It's become increasingly obvious that the rich in America have earned their wealth not though hard work but rather by cheating, exploiting, and abusing the social compact.
Envy Versus Anger - NYTimes.com
And how does he see this sea-change in attitudes? Why, it must be about growing envy of the rich, which is a terrible thing.
But the polling data don’t say anything about envy: when people say that they have lost their belief that hard work will be rewarded, they aren’t saying that they are envious of the rich; they’re saying that they have lost their belief that hard work will be rewarded. To the extent that people have negative feelings about the one percent, the emotion involved isn’t envy — it’s anger, which isn’t at all the same thing. Envy is when you have negative feelings about rich because of what they have; anger is when you have negative feelings about the rich because of what they do.
Think about it: Did the Occupy protests focus on how the one percent lives? Does muckraking journalism obsess over lifestyles?Yes, everyone knows about Mitt Romney’s car elevator, but it was the dorkiness rather than the luxury that made it a story. Actually, considering just how much the lives of the superelite have diverged from those of ordinary Americans, it’s kind of amazing how few articles there have been salaciously describing parties in the Hamptons and all that.

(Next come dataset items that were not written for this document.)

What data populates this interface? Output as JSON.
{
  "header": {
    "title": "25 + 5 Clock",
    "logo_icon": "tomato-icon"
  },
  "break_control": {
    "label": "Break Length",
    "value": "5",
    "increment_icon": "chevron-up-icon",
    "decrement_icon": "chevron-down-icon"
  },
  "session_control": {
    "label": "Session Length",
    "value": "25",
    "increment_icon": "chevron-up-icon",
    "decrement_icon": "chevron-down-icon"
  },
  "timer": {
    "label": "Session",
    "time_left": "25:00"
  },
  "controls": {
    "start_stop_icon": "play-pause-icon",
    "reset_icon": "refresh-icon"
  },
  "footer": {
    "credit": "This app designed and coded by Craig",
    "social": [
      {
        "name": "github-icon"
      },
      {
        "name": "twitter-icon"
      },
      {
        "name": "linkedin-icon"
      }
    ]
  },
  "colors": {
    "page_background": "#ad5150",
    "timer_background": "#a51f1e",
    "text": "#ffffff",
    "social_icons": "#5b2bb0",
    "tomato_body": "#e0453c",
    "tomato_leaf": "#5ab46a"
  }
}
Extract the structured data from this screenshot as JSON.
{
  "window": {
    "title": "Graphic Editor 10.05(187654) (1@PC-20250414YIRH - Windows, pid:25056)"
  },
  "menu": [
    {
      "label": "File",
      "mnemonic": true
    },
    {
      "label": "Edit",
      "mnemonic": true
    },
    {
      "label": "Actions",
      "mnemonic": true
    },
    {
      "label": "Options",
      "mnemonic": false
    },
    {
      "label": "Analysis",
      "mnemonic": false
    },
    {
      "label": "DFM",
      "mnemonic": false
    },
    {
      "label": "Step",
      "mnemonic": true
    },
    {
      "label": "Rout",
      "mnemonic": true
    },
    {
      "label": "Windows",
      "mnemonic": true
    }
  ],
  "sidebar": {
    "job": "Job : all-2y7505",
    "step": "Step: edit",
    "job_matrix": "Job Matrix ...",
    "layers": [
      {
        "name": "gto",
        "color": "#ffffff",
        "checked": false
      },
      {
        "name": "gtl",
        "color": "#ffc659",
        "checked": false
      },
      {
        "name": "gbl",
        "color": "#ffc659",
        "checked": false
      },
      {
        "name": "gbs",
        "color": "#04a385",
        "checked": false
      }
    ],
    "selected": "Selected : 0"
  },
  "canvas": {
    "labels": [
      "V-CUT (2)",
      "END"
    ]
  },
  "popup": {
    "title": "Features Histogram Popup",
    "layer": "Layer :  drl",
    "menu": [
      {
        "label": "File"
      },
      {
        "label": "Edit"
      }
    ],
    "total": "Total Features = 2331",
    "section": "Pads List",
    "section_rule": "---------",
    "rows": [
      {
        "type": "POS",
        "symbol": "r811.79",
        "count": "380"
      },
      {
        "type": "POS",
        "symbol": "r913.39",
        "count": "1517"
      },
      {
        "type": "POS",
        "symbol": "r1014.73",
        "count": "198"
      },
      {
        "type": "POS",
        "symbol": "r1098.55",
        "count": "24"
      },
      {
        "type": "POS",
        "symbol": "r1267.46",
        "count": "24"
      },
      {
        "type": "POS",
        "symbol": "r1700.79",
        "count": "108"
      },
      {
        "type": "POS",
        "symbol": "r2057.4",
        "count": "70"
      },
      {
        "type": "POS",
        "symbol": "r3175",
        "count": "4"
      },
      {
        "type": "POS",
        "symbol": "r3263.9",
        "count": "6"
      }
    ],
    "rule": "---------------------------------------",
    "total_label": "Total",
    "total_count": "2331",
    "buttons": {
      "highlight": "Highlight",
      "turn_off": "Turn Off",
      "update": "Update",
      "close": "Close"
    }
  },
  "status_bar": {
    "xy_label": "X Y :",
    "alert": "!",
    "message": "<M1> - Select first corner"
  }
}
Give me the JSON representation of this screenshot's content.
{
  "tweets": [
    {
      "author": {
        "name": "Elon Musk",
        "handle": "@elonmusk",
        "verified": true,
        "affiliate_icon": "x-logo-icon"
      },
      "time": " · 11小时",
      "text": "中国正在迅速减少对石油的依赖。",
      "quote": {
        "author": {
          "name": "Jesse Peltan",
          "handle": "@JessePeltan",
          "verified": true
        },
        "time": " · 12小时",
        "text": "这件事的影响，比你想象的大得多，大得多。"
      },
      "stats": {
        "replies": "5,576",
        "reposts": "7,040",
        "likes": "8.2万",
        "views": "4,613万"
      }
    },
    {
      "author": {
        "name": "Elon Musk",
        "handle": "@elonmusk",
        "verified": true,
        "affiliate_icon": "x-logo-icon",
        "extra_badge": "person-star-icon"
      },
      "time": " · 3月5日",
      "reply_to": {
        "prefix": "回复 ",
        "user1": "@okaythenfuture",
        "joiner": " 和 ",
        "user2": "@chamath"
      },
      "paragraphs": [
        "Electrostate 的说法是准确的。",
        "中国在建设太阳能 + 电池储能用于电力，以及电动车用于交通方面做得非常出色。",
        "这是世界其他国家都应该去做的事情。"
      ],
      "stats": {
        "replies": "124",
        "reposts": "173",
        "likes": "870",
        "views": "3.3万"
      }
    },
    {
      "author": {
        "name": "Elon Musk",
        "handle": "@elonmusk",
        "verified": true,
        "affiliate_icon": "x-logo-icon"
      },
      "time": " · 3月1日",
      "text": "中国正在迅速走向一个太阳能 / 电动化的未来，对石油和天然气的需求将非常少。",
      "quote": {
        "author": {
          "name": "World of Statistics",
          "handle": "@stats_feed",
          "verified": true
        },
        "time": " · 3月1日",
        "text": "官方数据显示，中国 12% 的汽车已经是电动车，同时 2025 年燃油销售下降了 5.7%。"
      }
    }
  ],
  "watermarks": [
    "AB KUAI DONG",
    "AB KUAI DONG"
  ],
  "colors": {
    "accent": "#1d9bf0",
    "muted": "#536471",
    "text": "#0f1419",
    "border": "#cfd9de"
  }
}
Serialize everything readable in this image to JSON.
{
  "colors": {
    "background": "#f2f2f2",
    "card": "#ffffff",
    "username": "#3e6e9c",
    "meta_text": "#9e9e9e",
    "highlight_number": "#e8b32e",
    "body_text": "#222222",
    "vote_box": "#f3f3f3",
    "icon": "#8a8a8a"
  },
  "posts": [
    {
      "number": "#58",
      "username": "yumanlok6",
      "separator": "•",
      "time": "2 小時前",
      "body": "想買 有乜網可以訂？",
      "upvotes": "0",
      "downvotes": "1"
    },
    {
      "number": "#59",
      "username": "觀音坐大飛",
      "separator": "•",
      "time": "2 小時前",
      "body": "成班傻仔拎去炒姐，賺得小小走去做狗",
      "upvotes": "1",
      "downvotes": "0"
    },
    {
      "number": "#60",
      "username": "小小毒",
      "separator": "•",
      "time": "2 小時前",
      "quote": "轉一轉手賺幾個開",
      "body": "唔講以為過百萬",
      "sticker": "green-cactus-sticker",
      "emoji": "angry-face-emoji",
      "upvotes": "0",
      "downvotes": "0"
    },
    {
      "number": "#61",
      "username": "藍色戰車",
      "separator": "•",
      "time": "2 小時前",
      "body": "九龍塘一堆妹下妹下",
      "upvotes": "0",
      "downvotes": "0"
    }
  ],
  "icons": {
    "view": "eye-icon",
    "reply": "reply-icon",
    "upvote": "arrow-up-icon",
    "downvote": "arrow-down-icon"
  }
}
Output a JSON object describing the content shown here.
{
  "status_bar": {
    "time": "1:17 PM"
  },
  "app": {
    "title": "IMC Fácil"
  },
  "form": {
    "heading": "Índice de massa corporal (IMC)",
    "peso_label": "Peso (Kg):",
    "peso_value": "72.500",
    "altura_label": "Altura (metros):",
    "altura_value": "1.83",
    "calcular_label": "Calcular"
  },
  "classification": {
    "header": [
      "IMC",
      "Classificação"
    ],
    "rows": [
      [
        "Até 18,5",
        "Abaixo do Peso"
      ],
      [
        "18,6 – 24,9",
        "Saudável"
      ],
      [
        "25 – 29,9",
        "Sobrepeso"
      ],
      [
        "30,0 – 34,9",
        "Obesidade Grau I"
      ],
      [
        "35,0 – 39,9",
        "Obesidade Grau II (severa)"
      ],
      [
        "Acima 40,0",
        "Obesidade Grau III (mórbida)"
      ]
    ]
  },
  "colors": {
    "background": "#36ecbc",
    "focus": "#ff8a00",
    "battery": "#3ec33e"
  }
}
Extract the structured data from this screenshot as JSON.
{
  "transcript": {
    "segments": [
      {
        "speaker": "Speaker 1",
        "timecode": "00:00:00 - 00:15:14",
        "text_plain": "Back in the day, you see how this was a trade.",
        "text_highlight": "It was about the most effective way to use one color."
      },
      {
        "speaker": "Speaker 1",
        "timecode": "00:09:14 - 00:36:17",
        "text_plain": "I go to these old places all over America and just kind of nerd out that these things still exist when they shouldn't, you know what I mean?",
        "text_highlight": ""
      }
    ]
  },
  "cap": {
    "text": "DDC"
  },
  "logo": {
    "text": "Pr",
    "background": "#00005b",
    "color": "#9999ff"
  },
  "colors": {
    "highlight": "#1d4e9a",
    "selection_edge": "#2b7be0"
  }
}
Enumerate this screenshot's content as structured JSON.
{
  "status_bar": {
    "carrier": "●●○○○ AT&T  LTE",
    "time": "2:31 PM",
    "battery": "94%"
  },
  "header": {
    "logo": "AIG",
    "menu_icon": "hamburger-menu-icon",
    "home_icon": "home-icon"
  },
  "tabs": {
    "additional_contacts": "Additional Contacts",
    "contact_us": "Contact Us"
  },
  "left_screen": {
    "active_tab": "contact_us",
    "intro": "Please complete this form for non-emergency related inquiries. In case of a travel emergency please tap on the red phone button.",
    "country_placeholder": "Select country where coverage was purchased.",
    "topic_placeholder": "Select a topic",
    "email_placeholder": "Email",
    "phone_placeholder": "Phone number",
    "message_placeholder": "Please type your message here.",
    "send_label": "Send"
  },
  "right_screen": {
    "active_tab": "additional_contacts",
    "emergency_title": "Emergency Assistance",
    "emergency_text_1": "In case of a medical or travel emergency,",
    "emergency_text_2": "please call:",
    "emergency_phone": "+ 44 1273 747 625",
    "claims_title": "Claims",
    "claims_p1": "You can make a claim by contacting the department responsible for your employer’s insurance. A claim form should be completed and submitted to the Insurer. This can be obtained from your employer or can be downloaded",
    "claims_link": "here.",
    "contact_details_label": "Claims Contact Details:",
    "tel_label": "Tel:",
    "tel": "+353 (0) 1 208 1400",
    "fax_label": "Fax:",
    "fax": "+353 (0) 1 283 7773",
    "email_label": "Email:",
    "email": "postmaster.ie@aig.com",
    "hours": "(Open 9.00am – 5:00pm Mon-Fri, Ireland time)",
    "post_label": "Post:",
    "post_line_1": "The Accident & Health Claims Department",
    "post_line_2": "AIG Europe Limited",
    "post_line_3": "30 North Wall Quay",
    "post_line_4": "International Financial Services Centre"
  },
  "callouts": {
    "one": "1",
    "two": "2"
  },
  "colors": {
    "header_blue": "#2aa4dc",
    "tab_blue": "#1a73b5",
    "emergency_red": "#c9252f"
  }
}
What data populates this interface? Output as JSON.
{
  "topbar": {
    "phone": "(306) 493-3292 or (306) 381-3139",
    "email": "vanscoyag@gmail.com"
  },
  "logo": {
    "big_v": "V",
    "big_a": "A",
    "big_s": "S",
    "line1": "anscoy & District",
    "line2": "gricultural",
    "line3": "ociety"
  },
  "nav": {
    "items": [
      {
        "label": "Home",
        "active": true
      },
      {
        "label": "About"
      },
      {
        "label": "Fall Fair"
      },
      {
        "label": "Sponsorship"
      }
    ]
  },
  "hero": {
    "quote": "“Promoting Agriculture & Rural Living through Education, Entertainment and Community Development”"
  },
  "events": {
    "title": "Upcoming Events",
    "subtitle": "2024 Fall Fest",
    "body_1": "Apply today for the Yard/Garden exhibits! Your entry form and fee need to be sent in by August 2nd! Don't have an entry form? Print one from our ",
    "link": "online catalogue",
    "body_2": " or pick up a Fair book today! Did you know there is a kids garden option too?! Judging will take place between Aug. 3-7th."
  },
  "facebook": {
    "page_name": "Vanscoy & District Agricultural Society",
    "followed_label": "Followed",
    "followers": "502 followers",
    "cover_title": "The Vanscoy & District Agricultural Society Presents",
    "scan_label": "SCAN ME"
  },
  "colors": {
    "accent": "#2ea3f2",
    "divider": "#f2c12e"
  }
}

No, what’s really driving most of the ire is the sense that many of the rich didn’t actually earn that position, that they grew rich at the rest of America’s expense.
And what has happened since 2007 that might justify such a belief? Um, how about all those .01 percenters who were boasting about what a great job they were doing, but turned out to be leading us into a catastrophic financial crisis? What about the much-admired leaders who assured us that Wall Street was doing great stuff, and turned out to be totally clueless?